Platelet activation in circulation is considered to be associated with thrombosis and inflammation; thus, sensitive and easy‐to‐use markers are necessary. In this study, we established a simple and rapid protocol to clinically examine leukocyte–platelet aggregate formation associated with activated platelets in circulation.

Whole blood was stained with PC5‐conjugated anti‐CD45 monoclonal antibody and fluorescent isothiocyanate‐conjugated anti‐CD41 monoclonal antibody for leukocyte–platelet aggregate analysis. For platelet activation, 5 μm thrombin receptor–activated peptide (TRAP) or 2 μg/mL collagen was added. Samples were analyzed by EPICS XL (Beckman Coulter, Miami, FL, USA). Monocytes, neutrophils, and lymphocytes were gated based on differences in CD45 fluorescence intensity and side scatter. For each gate, the percentage (%) of platelets expressing CD41 was analyzed. Same drawing sample was stained with anti‐CD62P monoclonal antibody. Platelet CD62P expression was then analyzed with gating for platelet cell population.

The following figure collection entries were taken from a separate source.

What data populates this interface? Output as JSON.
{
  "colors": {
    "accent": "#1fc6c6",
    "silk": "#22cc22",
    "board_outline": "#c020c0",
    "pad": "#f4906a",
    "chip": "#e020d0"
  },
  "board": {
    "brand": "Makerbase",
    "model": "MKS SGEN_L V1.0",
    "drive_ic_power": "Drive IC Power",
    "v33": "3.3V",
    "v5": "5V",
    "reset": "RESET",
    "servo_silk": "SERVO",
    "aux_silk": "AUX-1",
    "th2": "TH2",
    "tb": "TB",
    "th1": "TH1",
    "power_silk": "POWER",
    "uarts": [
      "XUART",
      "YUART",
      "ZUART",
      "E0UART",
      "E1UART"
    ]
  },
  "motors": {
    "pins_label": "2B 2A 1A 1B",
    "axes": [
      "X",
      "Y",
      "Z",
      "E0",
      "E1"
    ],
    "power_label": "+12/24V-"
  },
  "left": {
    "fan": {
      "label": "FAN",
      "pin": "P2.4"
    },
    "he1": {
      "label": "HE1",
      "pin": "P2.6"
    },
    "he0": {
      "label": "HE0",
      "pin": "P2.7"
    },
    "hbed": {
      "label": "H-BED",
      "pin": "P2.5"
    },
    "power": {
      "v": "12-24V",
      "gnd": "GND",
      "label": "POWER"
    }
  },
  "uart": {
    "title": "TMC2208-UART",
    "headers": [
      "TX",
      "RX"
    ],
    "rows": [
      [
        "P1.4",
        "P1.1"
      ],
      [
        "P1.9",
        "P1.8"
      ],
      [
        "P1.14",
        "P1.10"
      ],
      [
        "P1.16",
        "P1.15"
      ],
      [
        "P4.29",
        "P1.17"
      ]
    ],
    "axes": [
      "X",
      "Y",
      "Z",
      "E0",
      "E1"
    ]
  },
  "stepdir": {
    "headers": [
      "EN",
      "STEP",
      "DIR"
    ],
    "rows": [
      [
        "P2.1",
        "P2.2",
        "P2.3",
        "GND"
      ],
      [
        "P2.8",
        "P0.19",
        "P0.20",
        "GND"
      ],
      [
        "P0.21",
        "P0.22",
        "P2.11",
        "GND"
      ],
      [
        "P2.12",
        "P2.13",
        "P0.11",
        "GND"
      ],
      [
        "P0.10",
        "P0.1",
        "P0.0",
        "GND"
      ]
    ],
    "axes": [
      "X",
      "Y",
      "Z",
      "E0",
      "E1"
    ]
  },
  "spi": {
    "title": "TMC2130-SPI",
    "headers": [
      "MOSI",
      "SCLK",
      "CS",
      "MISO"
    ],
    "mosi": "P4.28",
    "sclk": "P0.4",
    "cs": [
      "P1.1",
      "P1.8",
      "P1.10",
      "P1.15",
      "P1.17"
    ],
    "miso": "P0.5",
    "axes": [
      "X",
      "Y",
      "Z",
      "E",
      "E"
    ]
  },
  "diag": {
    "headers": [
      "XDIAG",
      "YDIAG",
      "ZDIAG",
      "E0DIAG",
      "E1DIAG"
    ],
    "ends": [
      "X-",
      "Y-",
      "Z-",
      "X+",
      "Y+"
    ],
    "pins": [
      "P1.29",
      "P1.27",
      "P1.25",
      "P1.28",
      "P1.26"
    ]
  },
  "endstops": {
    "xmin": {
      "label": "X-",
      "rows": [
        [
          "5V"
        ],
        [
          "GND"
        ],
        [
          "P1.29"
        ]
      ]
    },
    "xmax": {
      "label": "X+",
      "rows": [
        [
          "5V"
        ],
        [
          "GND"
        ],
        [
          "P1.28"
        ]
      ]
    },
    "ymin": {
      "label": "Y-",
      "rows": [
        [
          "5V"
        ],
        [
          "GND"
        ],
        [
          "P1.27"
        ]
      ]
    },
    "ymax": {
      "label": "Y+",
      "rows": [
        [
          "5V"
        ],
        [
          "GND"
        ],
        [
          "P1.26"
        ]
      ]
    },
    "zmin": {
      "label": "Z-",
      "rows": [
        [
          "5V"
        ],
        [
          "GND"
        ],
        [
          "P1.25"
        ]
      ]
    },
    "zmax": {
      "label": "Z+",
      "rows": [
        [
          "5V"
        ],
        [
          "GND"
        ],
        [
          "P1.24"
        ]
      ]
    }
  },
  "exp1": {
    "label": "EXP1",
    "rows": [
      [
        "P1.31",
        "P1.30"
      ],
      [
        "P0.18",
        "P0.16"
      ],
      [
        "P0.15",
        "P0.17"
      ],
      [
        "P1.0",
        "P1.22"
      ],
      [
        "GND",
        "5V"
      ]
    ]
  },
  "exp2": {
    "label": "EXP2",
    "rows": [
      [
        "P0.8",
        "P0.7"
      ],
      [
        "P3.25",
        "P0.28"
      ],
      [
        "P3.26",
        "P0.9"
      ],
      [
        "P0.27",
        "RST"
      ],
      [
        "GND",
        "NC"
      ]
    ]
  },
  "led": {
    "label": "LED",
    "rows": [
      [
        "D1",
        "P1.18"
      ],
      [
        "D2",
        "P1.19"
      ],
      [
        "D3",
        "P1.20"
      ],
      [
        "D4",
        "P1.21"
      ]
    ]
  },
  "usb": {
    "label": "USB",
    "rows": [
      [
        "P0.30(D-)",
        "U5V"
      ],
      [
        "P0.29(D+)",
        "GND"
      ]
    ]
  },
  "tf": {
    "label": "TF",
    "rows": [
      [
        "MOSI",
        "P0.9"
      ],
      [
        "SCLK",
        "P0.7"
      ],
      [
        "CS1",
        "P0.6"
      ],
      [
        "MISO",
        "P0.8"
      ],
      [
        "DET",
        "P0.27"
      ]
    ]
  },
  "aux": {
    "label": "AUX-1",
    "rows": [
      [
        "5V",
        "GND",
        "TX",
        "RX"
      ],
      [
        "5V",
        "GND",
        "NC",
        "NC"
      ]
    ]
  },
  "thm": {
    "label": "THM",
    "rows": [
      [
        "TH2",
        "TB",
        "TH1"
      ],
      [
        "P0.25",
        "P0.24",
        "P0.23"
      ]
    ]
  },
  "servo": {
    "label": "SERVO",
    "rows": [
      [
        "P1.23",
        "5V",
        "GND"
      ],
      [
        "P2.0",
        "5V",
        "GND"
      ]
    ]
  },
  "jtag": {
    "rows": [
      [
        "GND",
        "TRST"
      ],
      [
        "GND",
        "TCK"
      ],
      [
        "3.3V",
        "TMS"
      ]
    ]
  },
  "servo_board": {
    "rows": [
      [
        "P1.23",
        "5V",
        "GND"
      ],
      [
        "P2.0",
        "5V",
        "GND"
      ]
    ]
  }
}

We analyzed leukocyte–platelet aggregates and platelet CD62P expression in 18 healthy individuals. Leukocyte–platelet aggregates, mainly monocyte–platelet aggregates, increased when platelets were activated by platelet agonists. Monocyte–platelet aggregates and neutrophil–platelet aggregates also increased over time with mild platelet activation.

Leukocyte–platelet aggregates, mainly monocyte–platelet aggregates, appear to be a sensitive marker of platelet activation in circulation.